The former Cylon took a shaky breath, looking over every interaction she'd had with both Leoben and Kara, wondering if she should have picked up on the nature of the relationship. She'd thought it had been entirely different.

"If that's true...it could explain why the seven models are so obsessed with her. Why they think she has a destiny. Every Cylon model agreed that Hera was special. If Kara is a human-born cylon child then...everything changes."

"So you didn't know about this?" Adama asked.

"I swear to you, sir, I swear on Hera's life, I had no idea that Leoben was Kara's father."

Adama was silent for a moment, before he nodded his belief. Athena sighed softly, relieved that his trust in her hadn't diminished. She'd worked too hard to gain it back.

"So what happens now?" Adama asked. "Kara's not completely human...she's claiming to know the way to earth. Should we just believe that?"

Athena closed her eyes for a moment, concentrating on something that only she could see. Her eyelids moved rapidly, as though she was reading with her eyes closed. Adama watched in silence, and Cottle twitched impatiently.

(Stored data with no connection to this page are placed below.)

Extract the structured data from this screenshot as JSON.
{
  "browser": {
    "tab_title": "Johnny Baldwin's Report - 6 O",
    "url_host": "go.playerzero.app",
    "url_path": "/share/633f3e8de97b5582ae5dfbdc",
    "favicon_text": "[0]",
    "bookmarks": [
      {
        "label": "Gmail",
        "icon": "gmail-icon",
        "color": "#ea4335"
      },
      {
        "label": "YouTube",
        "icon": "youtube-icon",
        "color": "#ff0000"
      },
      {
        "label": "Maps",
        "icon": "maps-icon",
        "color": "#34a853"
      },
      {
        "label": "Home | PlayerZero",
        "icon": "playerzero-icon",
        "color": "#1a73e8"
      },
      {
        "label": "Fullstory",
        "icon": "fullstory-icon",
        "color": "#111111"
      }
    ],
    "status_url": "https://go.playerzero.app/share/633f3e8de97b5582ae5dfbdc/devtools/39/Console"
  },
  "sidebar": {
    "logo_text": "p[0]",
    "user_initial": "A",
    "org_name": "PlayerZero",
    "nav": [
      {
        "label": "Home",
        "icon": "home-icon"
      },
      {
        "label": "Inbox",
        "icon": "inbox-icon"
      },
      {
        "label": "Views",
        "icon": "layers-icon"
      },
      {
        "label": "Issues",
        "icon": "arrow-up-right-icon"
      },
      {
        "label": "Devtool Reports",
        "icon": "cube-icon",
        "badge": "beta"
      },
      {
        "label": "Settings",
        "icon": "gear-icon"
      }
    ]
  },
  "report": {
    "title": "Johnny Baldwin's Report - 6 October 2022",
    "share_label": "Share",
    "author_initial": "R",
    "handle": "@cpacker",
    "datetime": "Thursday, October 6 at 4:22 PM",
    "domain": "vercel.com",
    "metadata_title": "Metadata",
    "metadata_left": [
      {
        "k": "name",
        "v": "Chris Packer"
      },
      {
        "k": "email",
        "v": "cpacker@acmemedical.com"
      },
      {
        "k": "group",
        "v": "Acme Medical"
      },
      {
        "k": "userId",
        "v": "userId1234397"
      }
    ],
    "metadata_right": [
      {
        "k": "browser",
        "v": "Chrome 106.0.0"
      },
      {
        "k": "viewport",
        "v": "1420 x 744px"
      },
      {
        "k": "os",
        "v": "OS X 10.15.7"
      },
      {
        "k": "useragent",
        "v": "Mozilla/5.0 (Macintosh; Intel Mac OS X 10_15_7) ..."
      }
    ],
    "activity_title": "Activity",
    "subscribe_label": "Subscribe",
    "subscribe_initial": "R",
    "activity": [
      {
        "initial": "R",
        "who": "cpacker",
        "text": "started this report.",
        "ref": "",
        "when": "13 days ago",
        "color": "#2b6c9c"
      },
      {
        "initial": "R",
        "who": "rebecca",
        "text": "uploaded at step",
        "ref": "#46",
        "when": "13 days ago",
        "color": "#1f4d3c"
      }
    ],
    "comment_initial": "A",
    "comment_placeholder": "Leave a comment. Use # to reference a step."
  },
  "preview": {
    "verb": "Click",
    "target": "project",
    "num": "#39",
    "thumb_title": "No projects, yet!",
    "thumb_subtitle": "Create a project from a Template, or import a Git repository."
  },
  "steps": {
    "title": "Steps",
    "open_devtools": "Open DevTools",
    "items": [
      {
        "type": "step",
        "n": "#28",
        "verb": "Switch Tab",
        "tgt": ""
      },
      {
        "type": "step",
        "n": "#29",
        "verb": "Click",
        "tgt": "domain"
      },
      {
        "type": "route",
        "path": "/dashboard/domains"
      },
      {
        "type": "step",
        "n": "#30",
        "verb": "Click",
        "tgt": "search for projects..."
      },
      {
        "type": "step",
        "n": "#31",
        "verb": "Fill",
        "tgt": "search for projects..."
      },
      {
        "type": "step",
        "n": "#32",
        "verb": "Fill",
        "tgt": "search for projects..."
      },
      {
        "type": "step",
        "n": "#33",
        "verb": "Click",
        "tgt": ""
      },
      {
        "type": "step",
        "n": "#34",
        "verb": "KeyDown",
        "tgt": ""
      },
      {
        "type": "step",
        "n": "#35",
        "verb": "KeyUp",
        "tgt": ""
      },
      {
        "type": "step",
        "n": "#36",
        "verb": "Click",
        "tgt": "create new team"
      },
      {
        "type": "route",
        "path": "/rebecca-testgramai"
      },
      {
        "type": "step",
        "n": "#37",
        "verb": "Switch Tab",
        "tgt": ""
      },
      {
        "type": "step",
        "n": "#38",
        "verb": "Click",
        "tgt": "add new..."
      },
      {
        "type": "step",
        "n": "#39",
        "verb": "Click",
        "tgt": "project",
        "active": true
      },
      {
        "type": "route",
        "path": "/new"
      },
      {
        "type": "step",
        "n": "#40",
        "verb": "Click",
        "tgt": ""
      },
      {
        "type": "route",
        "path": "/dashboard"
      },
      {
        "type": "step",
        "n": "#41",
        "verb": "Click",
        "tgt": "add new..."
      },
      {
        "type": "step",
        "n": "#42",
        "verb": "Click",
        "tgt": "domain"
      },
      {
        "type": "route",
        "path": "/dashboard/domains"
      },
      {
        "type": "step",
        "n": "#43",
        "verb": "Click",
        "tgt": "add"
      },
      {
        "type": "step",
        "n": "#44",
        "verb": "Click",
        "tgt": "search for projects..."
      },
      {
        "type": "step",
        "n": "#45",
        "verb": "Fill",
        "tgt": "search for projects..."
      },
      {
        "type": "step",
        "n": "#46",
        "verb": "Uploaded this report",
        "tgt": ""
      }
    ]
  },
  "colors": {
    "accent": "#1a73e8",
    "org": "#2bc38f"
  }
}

Athena's eyes snapped open, and she looked to the Admiral.

"I don't know if you should or not...but the Cylons know she's back. They know we thought she was dead, they thought so too. They know that she has a destiny, but they don't know what. Leoben hasn't shared his thoughts about why Kara is so important. They just know that she is, and they want her."

"Are you saying that she may actually know how to get to Earth?" Adama asked.

"I'm saying that we shouldn't discount the possibility. We can't let the Cylons get their hands on her. If she knows the way to Earth..." Athena trailed off, letting Adama's imagination fill in the rest.

It had been his mission to keep the Cylons away from the Colonies. Failing that, he could at least keep the Cylons away from the Thirteenth Tribe. Keeping them away from kara Thrace should at least be a slightly easier task than eliminating the Cylon threat completely.

"So the Cylons believe that she knows where Earth is," Adama said.

"They do. Which makes me think that she's not lying. The Cylons don't believe things on a whim. They're logical and thorough. They believe in Kara Thrace, and they believe she knows about Earth," Athena said.

"And if the Cylons believe it...we should too. Alright. Kara says she knows the way...let's test that theory."

END

(Yes, it is the end. No there's no more. It's a theory of why Leoben is so obsessed with Kara, and why she's so important. Anyway...just thought I'd throw the idea out there.)